FIG 19-11, Low-lying placenta. In this transvaginal image at 34 weeks' gestation, the measurement from the inferior edge of the posterior placenta to the internal os is approximately 8 mm.

Management

If low-lying placenta is identified in the second trimester, a follow-up sonogram is recommended at approximately 32 weeks' gestation. If the placenta is low-lying in the third trimester, transvaginal sonography is recommended: (1) to aid in accurate measurement of the distance from the inferior placental edge to the internal cervical os and (2) to exclude vasa previa. If the placenta is low-lying at 32 weeks' gestation, transvaginal sonography is recommended at 36 weeks.

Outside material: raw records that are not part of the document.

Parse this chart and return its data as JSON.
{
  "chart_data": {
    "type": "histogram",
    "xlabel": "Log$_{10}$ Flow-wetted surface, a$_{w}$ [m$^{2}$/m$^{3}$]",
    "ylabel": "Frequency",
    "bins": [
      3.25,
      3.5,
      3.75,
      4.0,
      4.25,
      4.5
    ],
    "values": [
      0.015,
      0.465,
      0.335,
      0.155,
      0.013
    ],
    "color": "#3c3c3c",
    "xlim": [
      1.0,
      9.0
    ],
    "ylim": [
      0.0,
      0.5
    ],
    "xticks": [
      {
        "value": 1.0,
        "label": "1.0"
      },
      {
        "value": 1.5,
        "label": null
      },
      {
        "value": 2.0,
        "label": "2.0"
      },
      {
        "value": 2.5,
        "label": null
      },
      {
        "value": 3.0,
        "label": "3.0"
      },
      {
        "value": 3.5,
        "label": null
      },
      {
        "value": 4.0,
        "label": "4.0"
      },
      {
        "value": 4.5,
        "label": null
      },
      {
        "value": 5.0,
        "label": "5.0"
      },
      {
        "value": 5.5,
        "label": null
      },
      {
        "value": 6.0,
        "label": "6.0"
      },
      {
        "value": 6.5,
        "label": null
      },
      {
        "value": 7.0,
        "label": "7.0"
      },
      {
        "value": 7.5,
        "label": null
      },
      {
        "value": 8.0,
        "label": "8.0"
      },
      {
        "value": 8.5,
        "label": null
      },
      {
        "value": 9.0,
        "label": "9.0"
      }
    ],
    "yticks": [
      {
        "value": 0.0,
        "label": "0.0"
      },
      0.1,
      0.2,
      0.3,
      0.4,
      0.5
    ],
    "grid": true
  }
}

Unlike placenta previa, low-lying placenta is not a contraindication to vaginal delivery. However, the risks of vaginal bleeding and need for blood transfusion are increased. In studies of women with low-lying placenta who have labored, approximately one third required cesarean delivery specifically for bleeding. In two series, vaginal delivery was more likely if the distance from the placental edge to the internal cervical os (as measured by sonography) was between 1 and 2 cm than if the placenta was within 1 cm of the os. However, whenever the placenta has implanted in the lower uterine segment, even when greater than 2 cm from the internal cervical os, there is an increased risk of bleeding, and excessive bleeding may occur regardless of whether the patient is delivered vaginally or via cesarean.